Ubicado en la provincia de La Rioja, el Parque Nacional Talampaya es un tesoro bien conservado en la tierra del fin del mundo. Paisajes de ensueño, leyendas ancestrales y colores vibrantes lo han convertido en una de las siete maravillas naturales del país y en un sitio natural de la UNESCO con todos los honores.
Talampaya significa “río seco del tala espinoso” en la lengua de los pueblos indígenas de la región. Es un río seco debido a la aridez de la zona, y el tala espinoso es uno de los árboles más comunes de La Rioja. Sin embargo, más allá de su significado literal, la verdadera definición del Parque Nacional Talampaya solo puede encontrarse aventurándose en el corazón de sus muros de roca roja, en sus formas caprichosas y en la magia que se esconde en su cielo azul profundo, en los tonos verdes de los árboles que exhalan el oxígeno que ofrece este lugar mágico: una auténtica obra de arte natural.

Por todas estas razones, y muchas más, no sorprende que el parque sea considerado una de las siete maravillas naturales de Argentina. Cumple con todos los requisitos para integrar la lista: paisaje espectacular, originalidad geológica, biodiversidad, sostenibilidad, accesibilidad y potencial. Palabras que van de la mano con la esencia de este destino imprescindible. En 2019 se ganó su lugar entre otros gigantes, como la Selva Misionera (Misiones), el río Mina Clavero (Córdoba), las Salinas Grandes (Jujuy y Salta), el Bañado de la Estrella (Formosa), el Parque Nacional Nahuel Huapi (Río Negro) y el glaciar Perito Moreno (Santa Cruz).
Aquí te damos algunas razones para descubrir Talampaya:
La tierra de los dinosaurios
Las grietas en los muros de roca roja de Talampaya esconden las historias más antiguas de todas, aquellas que se remontan a la era Mesozoica y a los gigantes que habitaban la Tierra hace apenas 180 millones de años. Recorrer uno de los parques más fascinantes de Argentina es como seguir las huellas de los dinosaurios. Se trata de un tesoro nacional ancestral, ya que los restos arqueológicos datan de más de 225 millones de años.
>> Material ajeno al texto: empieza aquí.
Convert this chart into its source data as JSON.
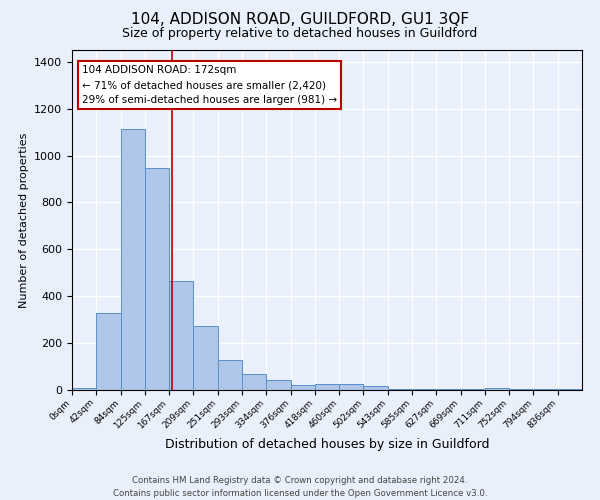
{
  "title": "104, ADDISON ROAD, GUILDFORD, GU1 3QF",
  "subtitle": "Size of property relative to detached houses in Guildford",
  "xlabel": "Distribution of detached houses by size in Guildford",
  "ylabel": "Number of detached properties",
  "footnote1": "Contains HM Land Registry data © Crown copyright and database right 2024.",
  "footnote2": "Contains public sector information licensed under the Open Government Licence v3.0.",
  "bar_labels": [
    "0sqm",
    "42sqm",
    "84sqm",
    "125sqm",
    "167sqm",
    "209sqm",
    "251sqm",
    "293sqm",
    "334sqm",
    "376sqm",
    "418sqm",
    "460sqm",
    "502sqm",
    "543sqm",
    "585sqm",
    "627sqm",
    "669sqm",
    "711sqm",
    "752sqm",
    "794sqm",
    "836sqm"
  ],
  "bar_heights": [
    10,
    328,
    1113,
    947,
    465,
    274,
    127,
    67,
    44,
    20,
    25,
    25,
    15,
    5,
    5,
    5,
    5,
    10,
    3,
    3,
    3
  ],
  "bar_color": "#aec6e8",
  "bar_edge_color": "#5b8fc9",
  "bg_color": "#eaf0fb",
  "grid_color": "#ffffff",
  "vline_x_index": 4.12,
  "vline_color": "#bb0000",
  "annotation_line1": "104 ADDISON ROAD: 172sqm",
  "annotation_line2": "← 71% of detached houses are smaller (2,420)",
  "annotation_line3": "29% of semi-detached houses are larger (981) →",
  "annotation_box_color": "#ffffff",
  "annotation_box_edge": "#bb0000",
  "ylim": [
    0,
    1450
  ],
  "yticks": [
    0,
    200,
    400,
    600,
    800,
    1000,
    1200,
    1400
  ]
}
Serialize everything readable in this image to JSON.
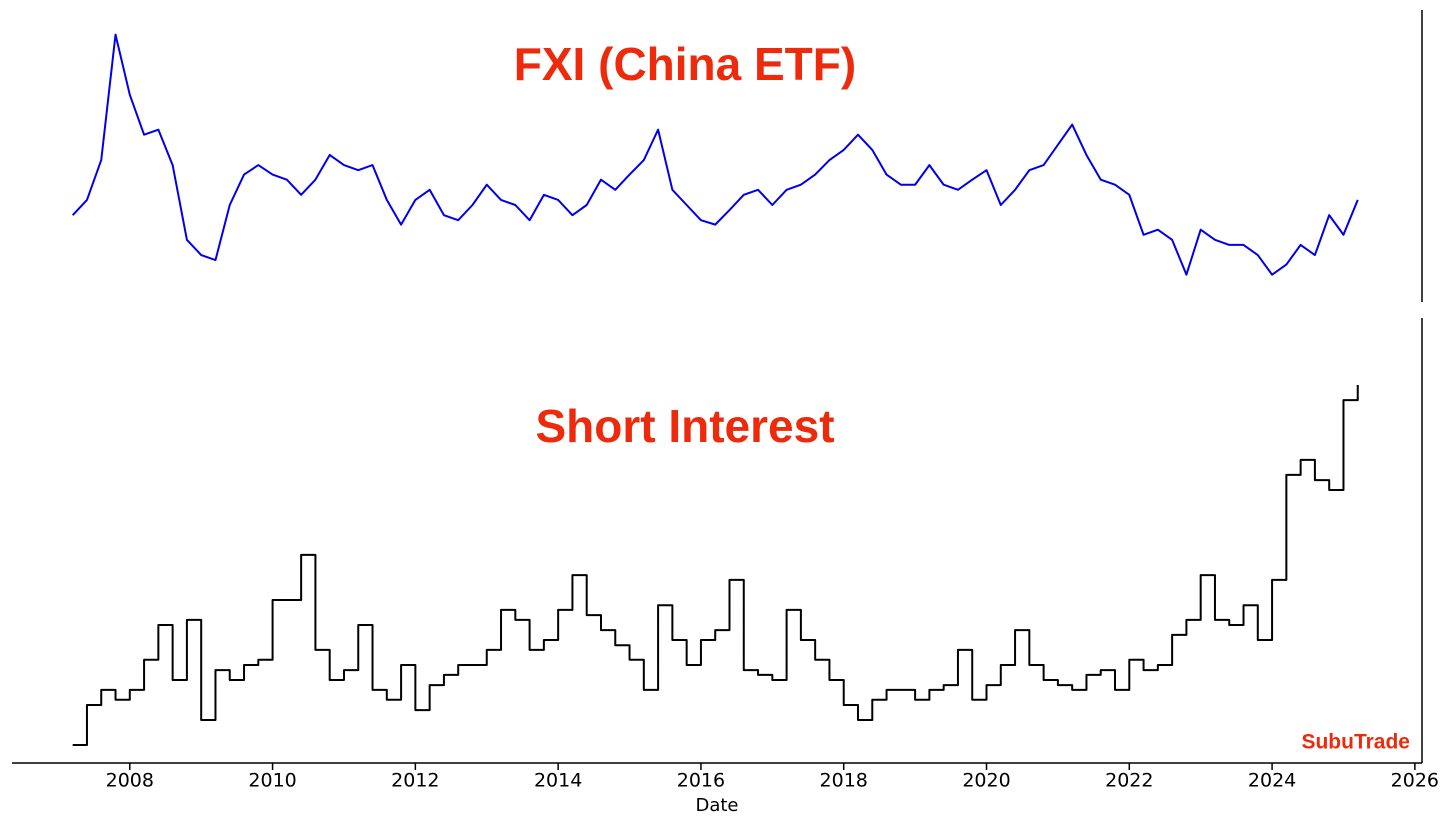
{
  "chart_data": [
    {
      "type": "line",
      "title": "FXI (China ETF)",
      "x": [
        2007.2,
        2007.4,
        2007.6,
        2007.8,
        2008.0,
        2008.2,
        2008.4,
        2008.6,
        2008.8,
        2009.0,
        2009.2,
        2009.4,
        2009.6,
        2009.8,
        2010.0,
        2010.2,
        2010.4,
        2010.6,
        2010.8,
        2011.0,
        2011.2,
        2011.4,
        2011.6,
        2011.8,
        2012.0,
        2012.2,
        2012.4,
        2012.6,
        2012.8,
        2013.0,
        2013.2,
        2013.4,
        2013.6,
        2013.8,
        2014.0,
        2014.2,
        2014.4,
        2014.6,
        2014.8,
        2015.0,
        2015.2,
        2015.4,
        2015.6,
        2015.8,
        2016.0,
        2016.2,
        2016.4,
        2016.6,
        2016.8,
        2017.0,
        2017.2,
        2017.4,
        2017.6,
        2017.8,
        2018.0,
        2018.2,
        2018.4,
        2018.6,
        2018.8,
        2019.0,
        2019.2,
        2019.4,
        2019.6,
        2019.8,
        2020.0,
        2020.2,
        2020.4,
        2020.6,
        2020.8,
        2021.0,
        2021.2,
        2021.4,
        2021.6,
        2021.8,
        2022.0,
        2022.2,
        2022.4,
        2022.6,
        2022.8,
        2023.0,
        2023.2,
        2023.4,
        2023.6,
        2023.8,
        2024.0,
        2024.2,
        2024.4,
        2024.6,
        2024.8,
        2025.0,
        2025.2
      ],
      "series": [
        {
          "color": "#0000ee",
          "values": [
            28.4,
            30.8,
            37.1,
            56.9,
            47.4,
            41.1,
            41.9,
            36.3,
            24.5,
            22.1,
            21.3,
            30.0,
            34.8,
            36.3,
            34.8,
            34.0,
            31.6,
            34.0,
            37.9,
            36.3,
            35.5,
            36.3,
            30.8,
            26.9,
            30.8,
            32.4,
            28.4,
            27.6,
            30.0,
            33.2,
            30.8,
            30.0,
            27.6,
            31.6,
            30.8,
            28.4,
            30.0,
            34.0,
            32.4,
            34.8,
            37.1,
            41.9,
            32.4,
            30.0,
            27.6,
            26.9,
            29.2,
            31.6,
            32.4,
            30.0,
            32.4,
            33.2,
            34.8,
            37.1,
            38.7,
            41.1,
            38.7,
            34.8,
            33.2,
            33.2,
            36.3,
            33.2,
            32.4,
            34.0,
            35.5,
            30.0,
            32.4,
            35.5,
            36.3,
            39.5,
            42.7,
            37.9,
            34.0,
            33.2,
            31.6,
            25.3,
            26.1,
            24.5,
            19.0,
            26.1,
            24.5,
            23.7,
            23.7,
            22.1,
            19.0,
            20.6,
            23.7,
            22.1,
            28.4,
            25.3,
            30.8
          ]
        }
      ],
      "xlim": [
        2006.35,
        2026.1
      ],
      "ylim": [
        15,
        60
      ]
    },
    {
      "type": "line",
      "title": "Short Interest",
      "step": "post",
      "xlabel": "Date",
      "annotation": "SubuTrade",
      "x": [
        2007.2,
        2007.4,
        2007.6,
        2007.8,
        2008.0,
        2008.2,
        2008.4,
        2008.6,
        2008.8,
        2009.0,
        2009.2,
        2009.4,
        2009.6,
        2009.8,
        2010.0,
        2010.2,
        2010.4,
        2010.6,
        2010.8,
        2011.0,
        2011.2,
        2011.4,
        2011.6,
        2011.8,
        2012.0,
        2012.2,
        2012.4,
        2012.6,
        2012.8,
        2013.0,
        2013.2,
        2013.4,
        2013.6,
        2013.8,
        2014.0,
        2014.2,
        2014.4,
        2014.6,
        2014.8,
        2015.0,
        2015.2,
        2015.4,
        2015.6,
        2015.8,
        2016.0,
        2016.2,
        2016.4,
        2016.6,
        2016.8,
        2017.0,
        2017.2,
        2017.4,
        2017.6,
        2017.8,
        2018.0,
        2018.2,
        2018.4,
        2018.6,
        2018.8,
        2019.0,
        2019.2,
        2019.4,
        2019.6,
        2019.8,
        2020.0,
        2020.2,
        2020.4,
        2020.6,
        2020.8,
        2021.0,
        2021.2,
        2021.4,
        2021.6,
        2021.8,
        2022.0,
        2022.2,
        2022.4,
        2022.6,
        2022.8,
        2023.0,
        2023.2,
        2023.4,
        2023.6,
        2023.8,
        2024.0,
        2024.2,
        2024.4,
        2024.6,
        2024.8,
        2025.0,
        2025.2
      ],
      "series": [
        {
          "color": "#000000",
          "values": [
            3.5,
            12.8,
            16.3,
            14.0,
            16.3,
            23.3,
            31.4,
            18.6,
            32.6,
            9.3,
            20.9,
            18.6,
            22.1,
            23.3,
            37.2,
            37.2,
            47.7,
            25.6,
            18.6,
            20.9,
            31.4,
            16.3,
            14.0,
            22.1,
            11.6,
            17.4,
            19.8,
            22.1,
            22.1,
            25.6,
            34.9,
            32.6,
            25.6,
            27.9,
            34.9,
            43.0,
            33.7,
            30.2,
            26.7,
            23.3,
            16.3,
            36.0,
            27.9,
            22.1,
            27.9,
            30.2,
            41.9,
            20.9,
            19.8,
            18.6,
            34.9,
            27.9,
            23.3,
            18.6,
            12.8,
            9.3,
            14.0,
            16.3,
            16.3,
            14.0,
            16.3,
            17.4,
            25.6,
            14.0,
            17.4,
            22.1,
            30.2,
            22.1,
            18.6,
            17.4,
            16.3,
            19.8,
            20.9,
            16.3,
            23.3,
            20.9,
            22.1,
            29.1,
            32.6,
            43.0,
            32.6,
            31.4,
            36.0,
            27.9,
            41.9,
            66.3,
            69.8,
            65.1,
            62.8,
            83.7,
            87.2
          ]
        }
      ],
      "xlim": [
        2006.35,
        2026.1
      ],
      "ylim": [
        0,
        100
      ],
      "xticks": [
        2008,
        2010,
        2012,
        2014,
        2016,
        2018,
        2020,
        2022,
        2024,
        2026
      ]
    }
  ]
}
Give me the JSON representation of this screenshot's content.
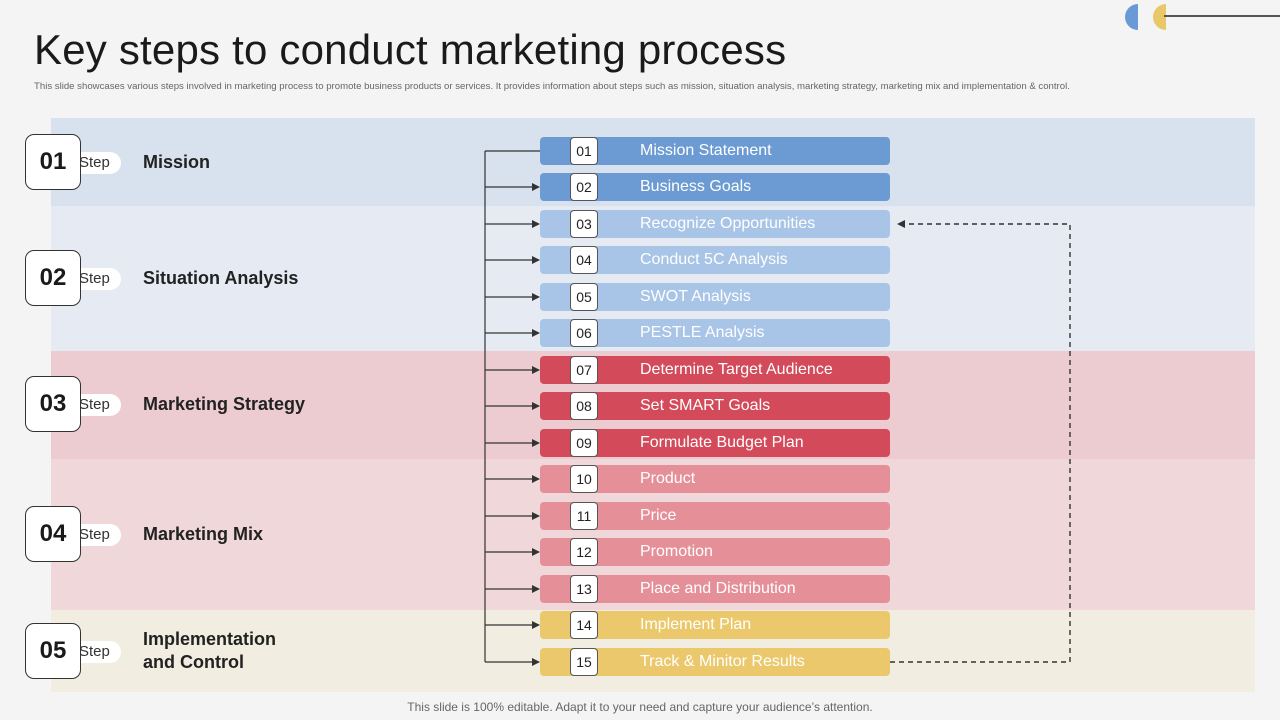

Los fósiles son de importancia mundial y atraen a geólogos, científicos y especialistas del área, que llegan a este paraíso para realizar sus investigaciones. ¡Los amantes de la historia antigua no pueden perderse esta visita única!
Una experiencia visual única

Cámara en mano: esta es la regla n.º 1 si la brújula apunta hacia la provincia de La Rioja y, más concretamente, hacia el Parque Nacional Talampaya. Las oportunidades fotográficas abundan en esta superficie rocosa: sus rojos intensos decoran el escenario y lo transforman en un universo paralelo a la Tierra. El color rojizo se despliega entre las curiosas formas de las paredes rocosas, que alcanzan hasta 150 metros de altura, ofreciendo un espectáculo maravilloso esculpido por las ráfagas de viento. El agua también tuvo su papel. Un trabajo en equipo que dio lugar a esculturas naturales. Entre muros color cobre que contrastan con el azulado del cielo, se alzan figuras geológicas que captan la atención de los visitantes. Las más populares de la región son El Monje y El Rey Mago, que destacan en medio del desierto rojo más imponente de Argentina.
Una experiencia bajo la luz de la luna
Para prolongar la experiencia, ¿por qué no descubrir el parque bajo las estrellas? ¿Acampar a la luz de la luna? Todo esto es posible en este parque nacional, que cuenta con un camping con duchas, electricidad, parrillas y servicios de comida. Todo lo necesario para disfrutar de una velada en la que el cielo estrellado es el protagonista de la escena, en un silencio que marca el ritmo de la naturaleza; la calma, para apreciar el entorno y conservarlo en la memoria; y la luz lunar, que, como un faro, ilumina y proyecta las sombras sobre la tierra roja.
Un viaje en el tiempo para descubrir el arte rupestre
La cultura prehistórica se manifiesta a través de un lenguaje diferente, que ha quedado inmortalizado en cientos de rocas del parque. Los petroglifos se encuentran en paredes, rocas y recovecos que constituyen auténticas galerías de arte rupestre, aportando un valor añadido al descubrimiento del parque natural. Las formas y diseños grabados dan testimonio de la presencia de antiguas civilizaciones que habitaron la zona, y la lectura de cada uno de estos mensajes revela detalles de su modo de vida, hábitos y tradiciones: una experiencia apasionante.